Le pilote que LinuxPrinting.org recommandait était le pilote hl1250 qui fait partie de la série Ghostscript (remarquons d'ailleurs que la page est très vieille puisqu'elle parle de patchs pour Ghostscript 5 alors que ma Debian pas spécialement bleeding edge fournit un Ghostscript 8.51 rien que dans la vieille version GNU). En admettant qu'on commence à avoir une certaine habitude d'Unix, on est capable de prononcer l'incantation mystique (gs -dNOPAUSE -dQUIET -sDEVICE=hl1250 -sOutputFile=/dev/usb/lp0 machinchose.ps) pour faire pondre un sortie de fichier brut (ce qu'il enverrait directement à l'imprimante) à ce pilote Ghostscript à partir d'un fichier PostScript et le balancer directement dans le périphérique d'impression. Ça marche plus ou moins, sauf que l'imprimante imprime deux exemplaires de la page chacune réduite à une demi-page en largeur : on devine confusément que c'est parce qu'elle essaie de faire du 1200dpi alors qu'elle n'en est pas capable, Au pif, on essaie le pilote hl1240 et là, apparemment, l'imprimante est contente.

Reste que dans CUPS ça ne fonctionne toujours pas. En regardant de plus près, il s'avère que c'est surout parce que CUPS ne semble vouloir utiliser que les pilotes Gutenprint et que ceux-ci (comme on peut le voir en leur faisant eux aussi sortir la sortie brute qu'ils envoient à l'imprimante) ne mettent pas des petites formules propitiatoires que l'imprimante semble vouloir entendre pour daigner cracher une feuille : ^[%-12345X@PJL JOB NAME="Truc"^M^J@PJL ENTER LANGUAGE=PCL^M^J et autres enjolivures ; si on les rajoute, ça marche, mais on ne sait vraiment pas comment forcer le pilote à rajouter ces borborygmes.

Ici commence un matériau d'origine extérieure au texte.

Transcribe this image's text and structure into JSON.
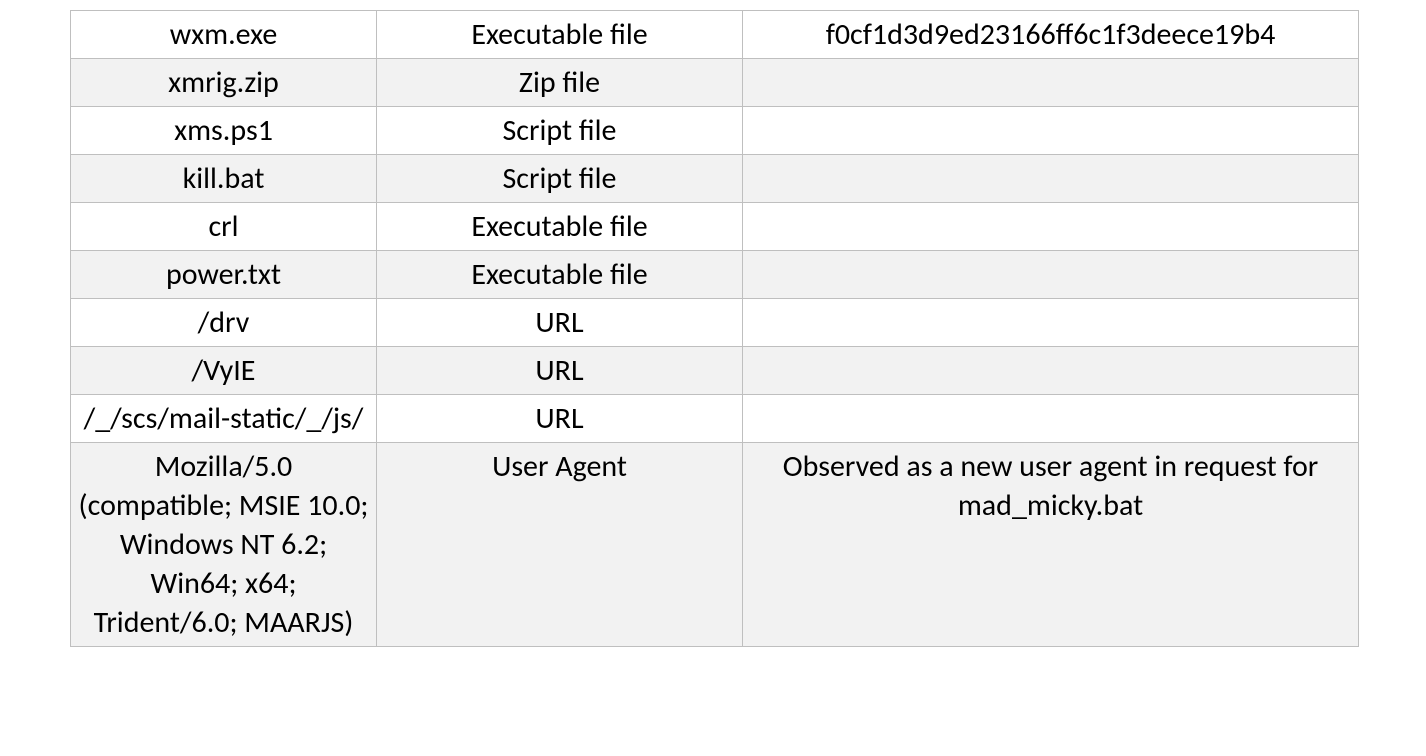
{
  "rows": [
    {
      "indicator": "wxm.exe",
      "type": "Executable file",
      "detail": "f0cf1d3d9ed23166ff6c1f3deece19b4",
      "shade": false
    },
    {
      "indicator": "xmrig.zip",
      "type": "Zip file",
      "detail": "",
      "shade": true
    },
    {
      "indicator": "xms.ps1",
      "type": "Script file",
      "detail": "",
      "shade": false
    },
    {
      "indicator": "kill.bat",
      "type": "Script file",
      "detail": "",
      "shade": true
    },
    {
      "indicator": "crl",
      "type": "Executable file",
      "detail": "",
      "shade": false
    },
    {
      "indicator": "power.txt",
      "type": "Executable file",
      "detail": "",
      "shade": true
    },
    {
      "indicator": "/drv",
      "type": "URL",
      "detail": "",
      "shade": false
    },
    {
      "indicator": "/VyIE",
      "type": "URL",
      "detail": "",
      "shade": true
    },
    {
      "indicator": "/_/scs/mail-static/_/js/",
      "type": "URL",
      "detail": "",
      "shade": false
    },
    {
      "indicator": "Mozilla/5.0 (compatible; MSIE 10.0; Windows NT 6.2; Win64; x64; Trident/6.0; MAARJS)",
      "type": "User Agent",
      "detail": "Observed as a new user agent in request for mad_micky.bat",
      "shade": true
    }
  ]
}
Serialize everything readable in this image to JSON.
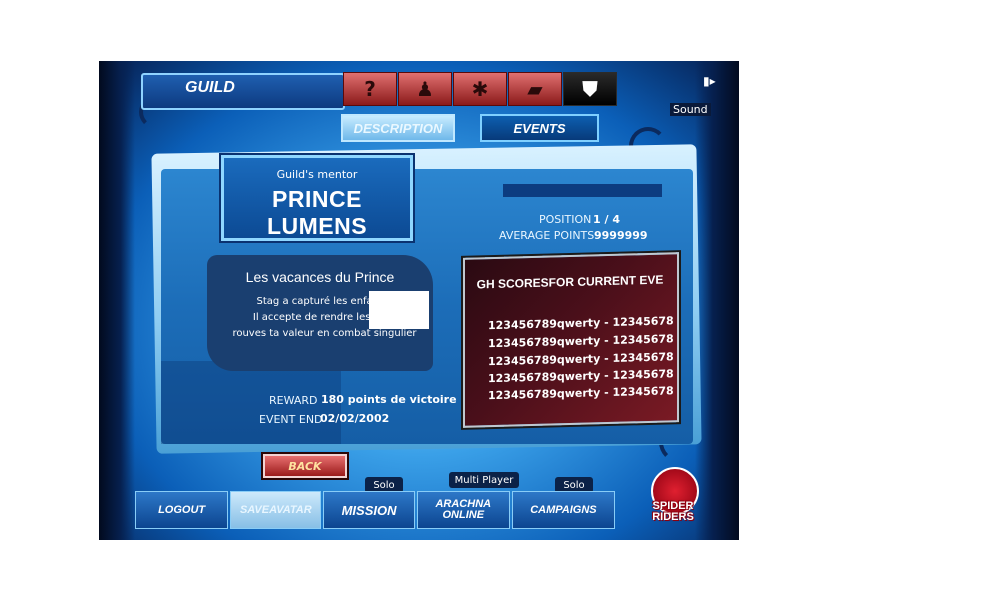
{
  "header": {
    "title": "GUILD",
    "tabs": [
      {
        "icon": "question-icon",
        "glyph": "?"
      },
      {
        "icon": "person-icon",
        "glyph": "♟"
      },
      {
        "icon": "spider-icon",
        "glyph": "✱"
      },
      {
        "icon": "cards-icon",
        "glyph": "▰"
      },
      {
        "icon": "shield-icon",
        "glyph": "⛊"
      }
    ],
    "sound_label": "Sound",
    "sound_icon": "speaker-icon"
  },
  "subtabs": {
    "description": "DESCRIPTION",
    "events": "EVENTS"
  },
  "mentor": {
    "label": "Guild's mentor",
    "name": "PRINCE LUMENS"
  },
  "stats": {
    "position_label": "POSITION",
    "position_value": "1 / 4",
    "average_label": "AVERAGE POINTS",
    "average_value": "9999999"
  },
  "event": {
    "title": "Les vacances du Prince",
    "lines": [
      "Stag a capturé les enfant d",
      "Il accepte de rendre les otag",
      "rouves ta valeur en combat singulier"
    ],
    "reward_label": "REWARD",
    "reward_value": "180 points de victoire",
    "end_label": "EVENT END",
    "end_value": "02/02/2002"
  },
  "scores": {
    "title": "GH SCORESFOR CURRENT EVE",
    "rows": [
      "123456789qwerty - 12345678",
      "123456789qwerty - 12345678",
      "123456789qwerty - 12345678",
      "123456789qwerty - 12345678",
      "123456789qwerty - 12345678"
    ]
  },
  "back_label": "BACK",
  "bottom": {
    "logout": "LOGOUT",
    "save_avatar": "SAVEAVATAR",
    "mission": "MISSION",
    "aracnina_line1": "ARACHNA",
    "aracnina_line2": "ONLINE",
    "campaigns": "CAMPAIGNS",
    "badge_solo_1": "Solo",
    "badge_multi": "Multi Player",
    "badge_solo_2": "Solo"
  },
  "logo": {
    "line1": "SPIDER",
    "line2": "RIDERS"
  },
  "colors": {
    "accent_blue": "#1c6db8",
    "tab_red": "#8b1a1a",
    "scores_bg": "#4a0f1a"
  }
}
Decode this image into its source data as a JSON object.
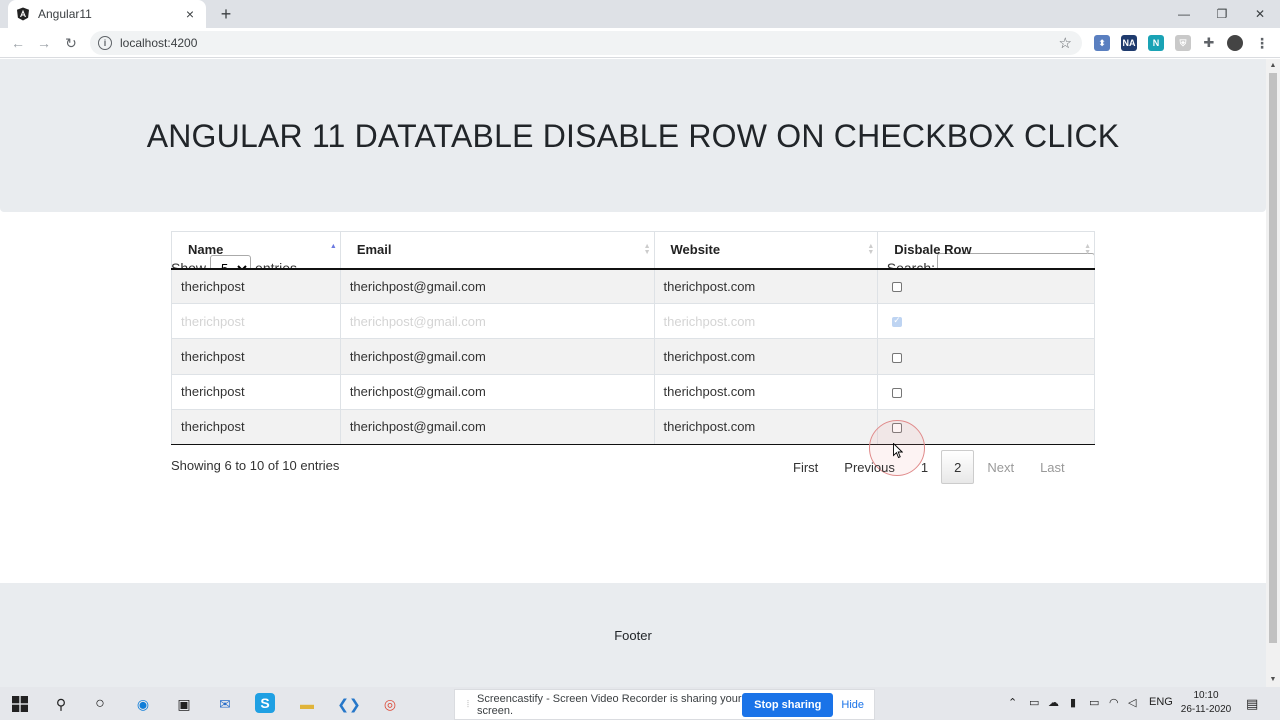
{
  "browser": {
    "tab_title": "Angular11",
    "tab_close": "×",
    "new_tab": "+",
    "url": "localhost:4200",
    "window_controls": {
      "minimize": "—",
      "maximize": "❐",
      "close": "✕"
    },
    "extensions": [
      "account-icon",
      "na-extension-icon",
      "n-extension-icon",
      "shield-extension-icon",
      "puzzle-extensions-icon",
      "profile-avatar-icon"
    ],
    "ext_na_label": "NA",
    "ext_n_label": "N"
  },
  "page": {
    "title": "ANGULAR 11 DATATABLE DISABLE ROW ON CHECKBOX CLICK",
    "show_label": "Show",
    "entries_label": "entries",
    "page_length": "5",
    "page_length_options": [
      "5"
    ],
    "search_label": "Search:",
    "search_value": "",
    "columns": [
      "Name",
      "Email",
      "Website",
      "Disbale Row"
    ],
    "rows": [
      {
        "name": "therichpost",
        "email": "therichpost@gmail.com",
        "website": "therichpost.com",
        "checked": false,
        "disabled": false
      },
      {
        "name": "therichpost",
        "email": "therichpost@gmail.com",
        "website": "therichpost.com",
        "checked": true,
        "disabled": true
      },
      {
        "name": "therichpost",
        "email": "therichpost@gmail.com",
        "website": "therichpost.com",
        "checked": false,
        "disabled": false
      },
      {
        "name": "therichpost",
        "email": "therichpost@gmail.com",
        "website": "therichpost.com",
        "checked": false,
        "disabled": false
      },
      {
        "name": "therichpost",
        "email": "therichpost@gmail.com",
        "website": "therichpost.com",
        "checked": false,
        "disabled": false
      }
    ],
    "info": "Showing 6 to 10 of 10 entries",
    "pagination": {
      "first": "First",
      "previous": "Previous",
      "page1": "1",
      "page2": "2",
      "next": "Next",
      "last": "Last"
    },
    "footer": "Footer"
  },
  "share_banner": {
    "message": "Screencastify - Screen Video Recorder is sharing your screen.",
    "stop": "Stop sharing",
    "hide": "Hide"
  },
  "taskbar": {
    "language": "ENG",
    "time": "10:10",
    "date": "26-11-2020"
  },
  "colors": {
    "jumbotron": "#e9ecef",
    "stop_button": "#1a73e8",
    "checked_checkbox": "#a9c6ee"
  }
}
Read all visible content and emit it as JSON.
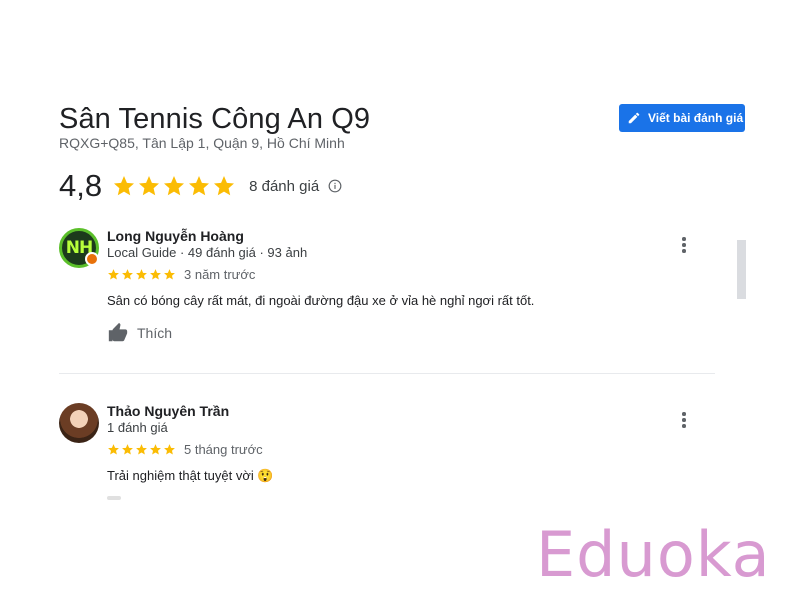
{
  "place": {
    "name": "Sân Tennis Công An Q9",
    "address": "RQXG+Q85, Tân Lập 1, Quận 9, Hồ Chí Minh",
    "rating": "4,8",
    "stars": 5,
    "review_count": "8 đánh giá"
  },
  "actions": {
    "write_review_label": "Viết bài đánh giá"
  },
  "colors": {
    "accent": "#1a73e8",
    "star": "#fbbc04",
    "watermark": "#d89ad1"
  },
  "reviews": [
    {
      "name": "Long Nguyễn Hoàng",
      "meta": "Local Guide · 49 đánh giá · 93 ảnh",
      "avatar_initials": "NH",
      "stars": 5,
      "time": "3 năm trước",
      "text": "Sân có bóng cây rất mát, đi ngoài đường đậu xe ở vỉa hè nghỉ ngơi rất tốt.",
      "like_label": "Thích"
    },
    {
      "name": "Thảo Nguyên Trần",
      "meta": "1 đánh giá",
      "stars": 5,
      "time": "5 tháng trước",
      "text": "Trải nghiệm thật tuyệt vời 😲"
    }
  ],
  "icons": {
    "write": "pencil-icon",
    "info": "info-icon",
    "like": "thumbs-up-icon",
    "more": "more-vert-icon",
    "star": "star-icon"
  },
  "watermark": "Eduoka"
}
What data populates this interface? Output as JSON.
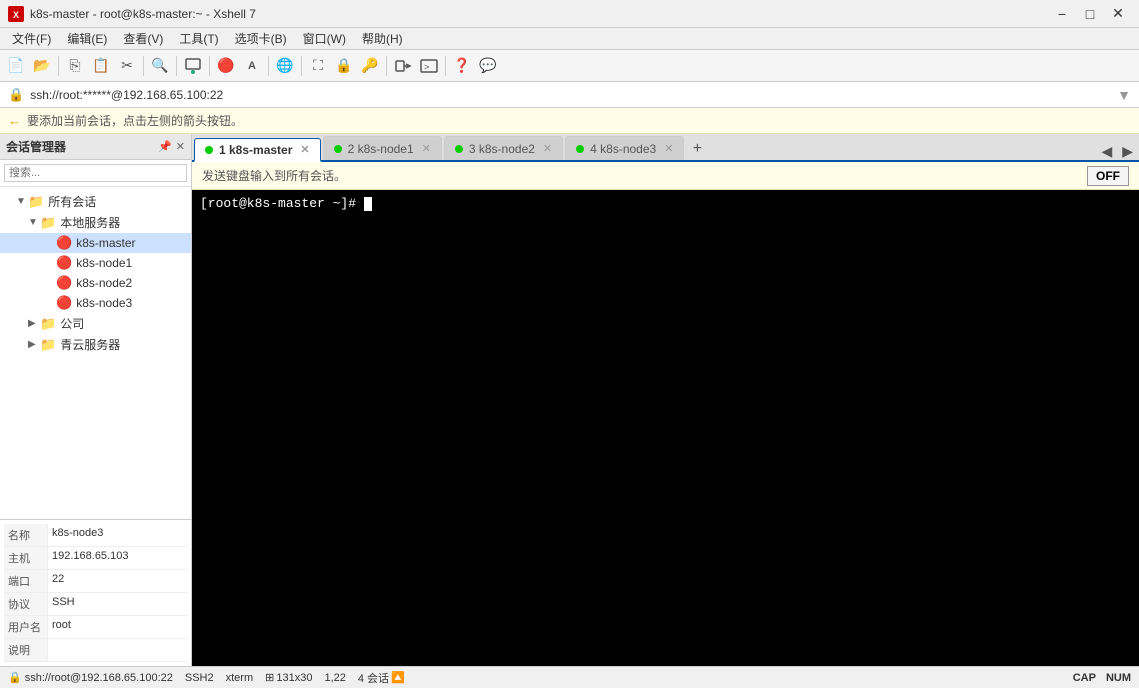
{
  "titlebar": {
    "icon": "X",
    "title": "k8s-master - root@k8s-master:~ - Xshell 7",
    "min": "−",
    "max": "□",
    "close": "✕"
  },
  "menubar": {
    "items": [
      "文件(F)",
      "编辑(E)",
      "查看(V)",
      "工具(T)",
      "选项卡(B)",
      "窗口(W)",
      "帮助(H)"
    ]
  },
  "addressbar": {
    "text": "ssh://root:******@192.168.65.100:22"
  },
  "infobar": {
    "text": "要添加当前会话，点击左侧的箭头按钮。",
    "btn": "OFF"
  },
  "sidebar": {
    "title": "会话管理器",
    "tree": [
      {
        "level": 1,
        "type": "group-expand",
        "label": "所有会话",
        "expanded": true
      },
      {
        "level": 2,
        "type": "group-expand",
        "label": "本地服务器",
        "expanded": true
      },
      {
        "level": 3,
        "type": "server-red",
        "label": "k8s-master"
      },
      {
        "level": 3,
        "type": "server-red",
        "label": "k8s-node1"
      },
      {
        "level": 3,
        "type": "server-red",
        "label": "k8s-node2"
      },
      {
        "level": 3,
        "type": "server-red",
        "label": "k8s-node3"
      },
      {
        "level": 2,
        "type": "group-collapsed",
        "label": "公司"
      },
      {
        "level": 2,
        "type": "group-collapsed",
        "label": "青云服务器"
      }
    ],
    "info": {
      "rows": [
        {
          "label": "名称",
          "value": "k8s-node3"
        },
        {
          "label": "主机",
          "value": "192.168.65.103"
        },
        {
          "label": "端口",
          "value": "22"
        },
        {
          "label": "协议",
          "value": "SSH"
        },
        {
          "label": "用户名",
          "value": "root"
        },
        {
          "label": "说明",
          "value": ""
        }
      ]
    }
  },
  "tabs": [
    {
      "id": 1,
      "label": "1 k8s-master",
      "active": true,
      "dot": "green"
    },
    {
      "id": 2,
      "label": "2 k8s-node1",
      "active": false,
      "dot": "green"
    },
    {
      "id": 3,
      "label": "3 k8s-node2",
      "active": false,
      "dot": "green"
    },
    {
      "id": 4,
      "label": "4 k8s-node3",
      "active": false,
      "dot": "green"
    }
  ],
  "broadcast": {
    "text": "发送键盘输入到所有会话。",
    "toggle": "OFF"
  },
  "terminal": {
    "prompt": "[root@k8s-master ~]# "
  },
  "statusbar": {
    "ssh_text": "ssh://root@192.168.65.100:22",
    "protocol": "SSH2",
    "encoding": "xterm",
    "terminal_size": "131x30",
    "position": "1,22",
    "sessions": "4 会话",
    "cap": "CAP",
    "num": "NUM"
  }
}
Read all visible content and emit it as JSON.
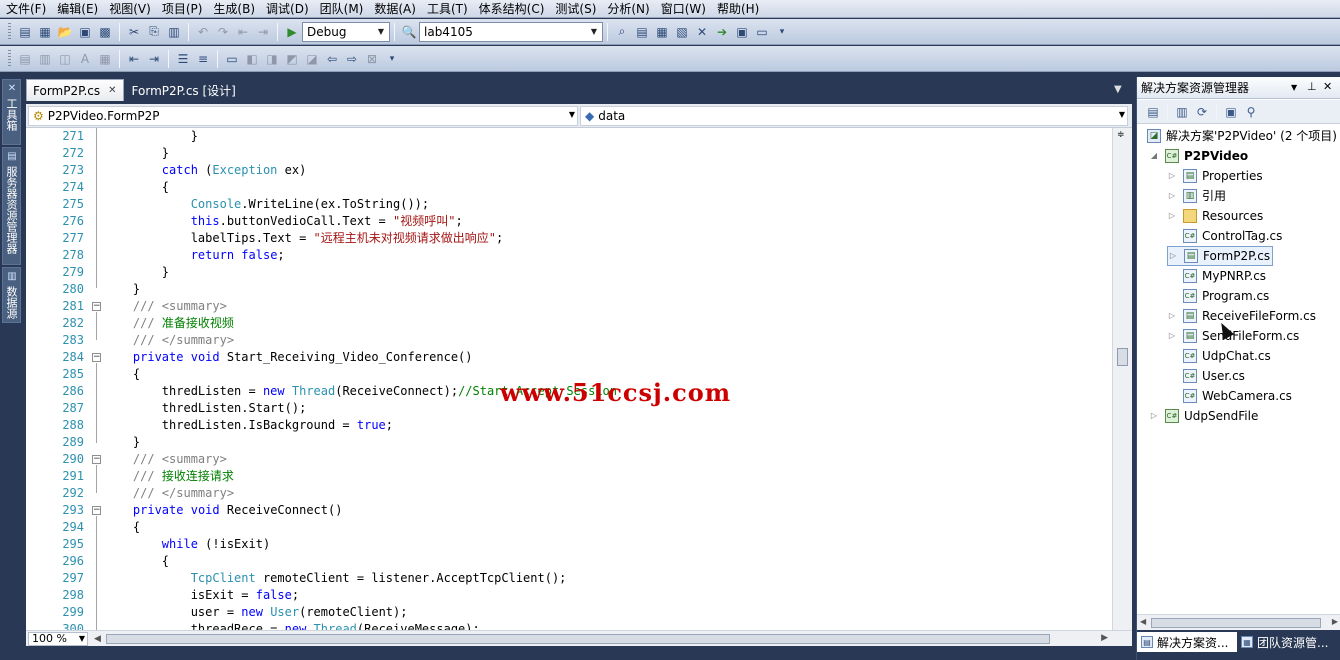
{
  "menu": [
    "文件(F)",
    "编辑(E)",
    "视图(V)",
    "项目(P)",
    "生成(B)",
    "调试(D)",
    "团队(M)",
    "数据(A)",
    "工具(T)",
    "体系结构(C)",
    "测试(S)",
    "分析(N)",
    "窗口(W)",
    "帮助(H)"
  ],
  "toolbar": {
    "config_value": "Debug",
    "platform_value": "lab4105"
  },
  "left_strip": [
    "工具箱",
    "服务器资源管理器",
    "数据源"
  ],
  "editor": {
    "tabs": [
      {
        "label": "FormP2P.cs",
        "active": true
      },
      {
        "label": "FormP2P.cs [设计]",
        "active": false
      }
    ],
    "nav_left": "P2PVideo.FormP2P",
    "nav_right": "data",
    "zoom": "100 %",
    "lines": [
      {
        "n": "271",
        "t": "            }"
      },
      {
        "n": "272",
        "t": "        }"
      },
      {
        "n": "273",
        "t": "        catch (Exception ex)"
      },
      {
        "n": "274",
        "t": "        {"
      },
      {
        "n": "275",
        "t": "            Console.WriteLine(ex.ToString());"
      },
      {
        "n": "276",
        "t": "            this.buttonVedioCall.Text = \"视频呼叫\";"
      },
      {
        "n": "277",
        "t": "            labelTips.Text = \"远程主机未对视频请求做出响应\";"
      },
      {
        "n": "278",
        "t": "            return false;"
      },
      {
        "n": "279",
        "t": "        }"
      },
      {
        "n": "280",
        "t": "    }"
      },
      {
        "n": "281",
        "t": "    /// <summary>"
      },
      {
        "n": "282",
        "t": "    /// 准备接收视频"
      },
      {
        "n": "283",
        "t": "    /// </summary>"
      },
      {
        "n": "284",
        "t": "    private void Start_Receiving_Video_Conference()"
      },
      {
        "n": "285",
        "t": "    {"
      },
      {
        "n": "286",
        "t": "        thredListen = new Thread(ReceiveConnect);//Start Accept Session"
      },
      {
        "n": "287",
        "t": "        thredListen.Start();"
      },
      {
        "n": "288",
        "t": "        thredListen.IsBackground = true;"
      },
      {
        "n": "289",
        "t": "    }"
      },
      {
        "n": "290",
        "t": "    /// <summary>"
      },
      {
        "n": "291",
        "t": "    /// 接收连接请求"
      },
      {
        "n": "292",
        "t": "    /// </summary>"
      },
      {
        "n": "293",
        "t": "    private void ReceiveConnect()"
      },
      {
        "n": "294",
        "t": "    {"
      },
      {
        "n": "295",
        "t": "        while (!isExit)"
      },
      {
        "n": "296",
        "t": "        {"
      },
      {
        "n": "297",
        "t": "            TcpClient remoteClient = listener.AcceptTcpClient();"
      },
      {
        "n": "298",
        "t": "            isExit = false;"
      },
      {
        "n": "299",
        "t": "            user = new User(remoteClient);"
      },
      {
        "n": "300",
        "t": "            threadRece = new Thread(ReceiveMessage);"
      }
    ],
    "watermark": "www.51ccsj.com"
  },
  "solution_explorer": {
    "title": "解决方案资源管理器",
    "items": [
      {
        "label": "解决方案'P2PVideo' (2 个项目)",
        "kind": "solution",
        "level": 0,
        "expander": "",
        "bold": false,
        "selected": false
      },
      {
        "label": "P2PVideo",
        "kind": "project",
        "level": 0,
        "expander": "◢",
        "bold": true,
        "selected": false
      },
      {
        "label": "Properties",
        "kind": "props",
        "level": 1,
        "expander": "▷",
        "bold": false,
        "selected": false
      },
      {
        "label": "引用",
        "kind": "refs",
        "level": 1,
        "expander": "▷",
        "bold": false,
        "selected": false
      },
      {
        "label": "Resources",
        "kind": "folder",
        "level": 1,
        "expander": "▷",
        "bold": false,
        "selected": false
      },
      {
        "label": "ControlTag.cs",
        "kind": "cs",
        "level": 1,
        "expander": "",
        "bold": false,
        "selected": false
      },
      {
        "label": "FormP2P.cs",
        "kind": "form",
        "level": 1,
        "expander": "▷",
        "bold": false,
        "selected": true
      },
      {
        "label": "MyPNRP.cs",
        "kind": "cs",
        "level": 1,
        "expander": "",
        "bold": false,
        "selected": false
      },
      {
        "label": "Program.cs",
        "kind": "cs",
        "level": 1,
        "expander": "",
        "bold": false,
        "selected": false
      },
      {
        "label": "ReceiveFileForm.cs",
        "kind": "form",
        "level": 1,
        "expander": "▷",
        "bold": false,
        "selected": false
      },
      {
        "label": "SendFileForm.cs",
        "kind": "form",
        "level": 1,
        "expander": "▷",
        "bold": false,
        "selected": false
      },
      {
        "label": "UdpChat.cs",
        "kind": "cs",
        "level": 1,
        "expander": "",
        "bold": false,
        "selected": false
      },
      {
        "label": "User.cs",
        "kind": "cs",
        "level": 1,
        "expander": "",
        "bold": false,
        "selected": false
      },
      {
        "label": "WebCamera.cs",
        "kind": "cs",
        "level": 1,
        "expander": "",
        "bold": false,
        "selected": false
      },
      {
        "label": "UdpSendFile",
        "kind": "project",
        "level": 0,
        "expander": "▷",
        "bold": false,
        "selected": false
      }
    ],
    "bottom_tabs": [
      "解决方案资...",
      "团队资源管..."
    ]
  }
}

Du coup, on se dit qu'on va utiliser le pilote Ghostscript hl1240, puisqu'il semble donner ce qu'il faut. Malheureusement, quelqu'un a l'air d'avoir décidé que Gutenprint c'était mieux et que tout le monde devait utiliser ça dorénavant, et du coup il n'y a apparemment plus de façon simple de demander à CUPS de gérer une imprimante avec des pilotes Ghostscript. On est obligé de se farcir l'écriture d'un script shell contenant essentiellement l'incantation mystique déjà indiquée ci-dessus pour appeler Ghostscript avec les bons arguments, puis un fichier encore plus barbare, un fichier PPD, pour que CUPS consente à l'utiliser.

Avec tout ça, ça semble marcher à peu près. Le centrage n'est pas parfait et on n'ose même pas chercher à faire du recto-verso, mais bon…

Vous voyez que c'est vraiment plus simple que sous Mac OS, hein ? Non ? (Le plus ironique, d'ailleurs, c'est que Mac OS utilise CUPS en interne lui aussi.)